Mais uma vez, um tribunal de arbitragem privada passa por cima da decisão do Tribunal de Justiça da União Europeia segundo a qual o Tratado da Carta da Energia não é compatível com a legislação da UE e como tal, não é aplicável a litígios entre Países-Membros da UE.
Conforme relata a notícia infra, a Espanha deverá pagar indemnização pelos cortes de subsídios às energias renováveis ocorridos entre 2012 e 2014.
Já Portugal, que também cortou subsídios, chegou a um arranjo com as energéticas por forma a indemnizá-las por via das tarifas de acesso à rede e outras, de modo que os contribuintes viram aumentadas as suas contas de electricidade para compensar “lucros futuros” das empresas de energia. Todo este processo caracteriza-se por uma inaceitável falta de transparência.

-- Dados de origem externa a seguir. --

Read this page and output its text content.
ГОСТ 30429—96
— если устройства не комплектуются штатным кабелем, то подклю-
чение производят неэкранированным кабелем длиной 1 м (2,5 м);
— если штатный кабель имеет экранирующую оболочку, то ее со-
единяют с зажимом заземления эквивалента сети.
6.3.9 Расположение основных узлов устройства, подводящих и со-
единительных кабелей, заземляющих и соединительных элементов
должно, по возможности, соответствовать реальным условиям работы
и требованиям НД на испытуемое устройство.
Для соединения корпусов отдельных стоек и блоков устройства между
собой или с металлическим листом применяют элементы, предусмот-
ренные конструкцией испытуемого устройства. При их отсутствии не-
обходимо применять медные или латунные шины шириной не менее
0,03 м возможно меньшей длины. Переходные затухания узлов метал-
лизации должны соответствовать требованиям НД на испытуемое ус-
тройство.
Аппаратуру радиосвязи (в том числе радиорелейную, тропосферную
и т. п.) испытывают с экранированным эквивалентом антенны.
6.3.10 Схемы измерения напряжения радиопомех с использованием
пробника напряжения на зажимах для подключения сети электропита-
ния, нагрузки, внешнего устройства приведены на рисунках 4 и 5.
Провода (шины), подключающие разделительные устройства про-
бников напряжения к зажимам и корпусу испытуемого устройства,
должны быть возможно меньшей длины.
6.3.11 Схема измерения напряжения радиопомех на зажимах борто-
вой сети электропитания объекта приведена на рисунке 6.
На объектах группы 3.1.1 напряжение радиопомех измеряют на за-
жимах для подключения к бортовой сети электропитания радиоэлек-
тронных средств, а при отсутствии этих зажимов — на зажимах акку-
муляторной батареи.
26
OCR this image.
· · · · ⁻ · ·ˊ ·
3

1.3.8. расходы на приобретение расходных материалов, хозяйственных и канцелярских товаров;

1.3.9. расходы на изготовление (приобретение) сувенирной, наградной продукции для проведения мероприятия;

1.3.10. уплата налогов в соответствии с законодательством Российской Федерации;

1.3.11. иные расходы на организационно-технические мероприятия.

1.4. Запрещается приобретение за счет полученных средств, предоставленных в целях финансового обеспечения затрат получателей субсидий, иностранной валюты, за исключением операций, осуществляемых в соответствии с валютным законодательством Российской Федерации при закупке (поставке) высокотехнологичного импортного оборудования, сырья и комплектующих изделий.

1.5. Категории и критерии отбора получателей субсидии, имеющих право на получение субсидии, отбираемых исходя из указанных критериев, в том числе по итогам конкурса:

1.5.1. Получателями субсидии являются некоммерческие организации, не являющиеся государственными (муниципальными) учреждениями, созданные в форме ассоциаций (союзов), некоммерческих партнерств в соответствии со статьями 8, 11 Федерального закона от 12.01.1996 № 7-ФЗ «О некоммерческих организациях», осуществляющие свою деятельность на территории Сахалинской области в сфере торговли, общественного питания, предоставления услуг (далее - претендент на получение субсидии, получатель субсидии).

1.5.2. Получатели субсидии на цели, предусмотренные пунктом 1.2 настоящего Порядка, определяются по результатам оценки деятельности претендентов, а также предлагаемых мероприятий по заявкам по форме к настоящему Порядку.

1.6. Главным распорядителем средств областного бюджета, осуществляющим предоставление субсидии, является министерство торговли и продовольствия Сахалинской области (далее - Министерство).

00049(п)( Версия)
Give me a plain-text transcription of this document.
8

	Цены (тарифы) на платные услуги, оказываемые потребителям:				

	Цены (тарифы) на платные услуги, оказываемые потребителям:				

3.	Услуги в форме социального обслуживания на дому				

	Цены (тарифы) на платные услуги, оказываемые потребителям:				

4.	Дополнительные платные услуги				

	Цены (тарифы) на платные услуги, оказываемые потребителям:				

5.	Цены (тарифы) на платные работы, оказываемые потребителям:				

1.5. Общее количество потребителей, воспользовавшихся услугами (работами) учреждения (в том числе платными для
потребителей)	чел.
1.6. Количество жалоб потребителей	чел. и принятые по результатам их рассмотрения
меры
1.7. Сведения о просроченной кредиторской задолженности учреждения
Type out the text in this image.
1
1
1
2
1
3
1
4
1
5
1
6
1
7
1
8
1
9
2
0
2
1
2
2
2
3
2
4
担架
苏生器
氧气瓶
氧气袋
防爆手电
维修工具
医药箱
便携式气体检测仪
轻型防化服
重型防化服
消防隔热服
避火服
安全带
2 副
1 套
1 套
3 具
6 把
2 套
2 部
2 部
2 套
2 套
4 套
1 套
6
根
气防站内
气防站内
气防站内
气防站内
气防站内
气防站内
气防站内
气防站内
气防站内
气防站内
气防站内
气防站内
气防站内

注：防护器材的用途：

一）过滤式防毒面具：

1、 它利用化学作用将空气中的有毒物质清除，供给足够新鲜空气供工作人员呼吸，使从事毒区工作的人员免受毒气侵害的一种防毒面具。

“A 14 de Setembro de 2022, o tribunal de arbitragem de investimento entre Mathias Kruck e outros v. Espanha emitiu a sua “Decisão sobre jurisdição, responsabilidade e quantum”, rejeitando o argumento da Espanha sobre a incompatibilidade do Tratado da Carta da Energia (TCE) com o direito da União Europeia.
O tribunal arbitral dos investidores alemães Mathias Kruck e outros, constituído pelo britânico Vaughan Lowe (presidente) e os australianos Michael C. Pryles (nomeado pelos requerentes) e Zachary Douglas (nomeado pelo requerido) decidiram, com este último a discordar em parte, que a Espanha deve indemnizar os requerentes, numa arbitragem relacionada com subsídios às energias renováveis, alterados por regulamento entre 2012 e 2014.
Os requerentes apresentaram a queixa para arbitragem de investimento perante o Centro Internacional de Resolução de Litígios de Investimento (ICSID) em Junho de 2015, invocando o TCE e ao abrigo das regras de arbitragem da Convenção ICSID.
A disputa diz respeito ao investimento dos requerentes em instalações de energia fotovoltaica entre 1994 e 2008, apoiado por legislação de incentivo às energias renováveis para atrair investimento estrangeiro. As alterações regulamentares introduzidas em Espanha a partir de 2010 afectaram os incentivos aplicáveis e o regime financeiro dos investimentos, reduzindo os lucros e as receitas.
Na sua decisão, o tribunal rejeita a objecção, baseada na relação entre o Tratado da Carta da Energia e a legislação da UE, e declara que procederá à determinação das restantes questões na sentença.
A posição da Espanha sobre esta questão baseou-se, acima de tudo, no facto de a legislação da UE não permitir a arbitragem intra-UE e, por conseguinte, não ser aplicável a este litígio e ao conflito existente com o TCE.”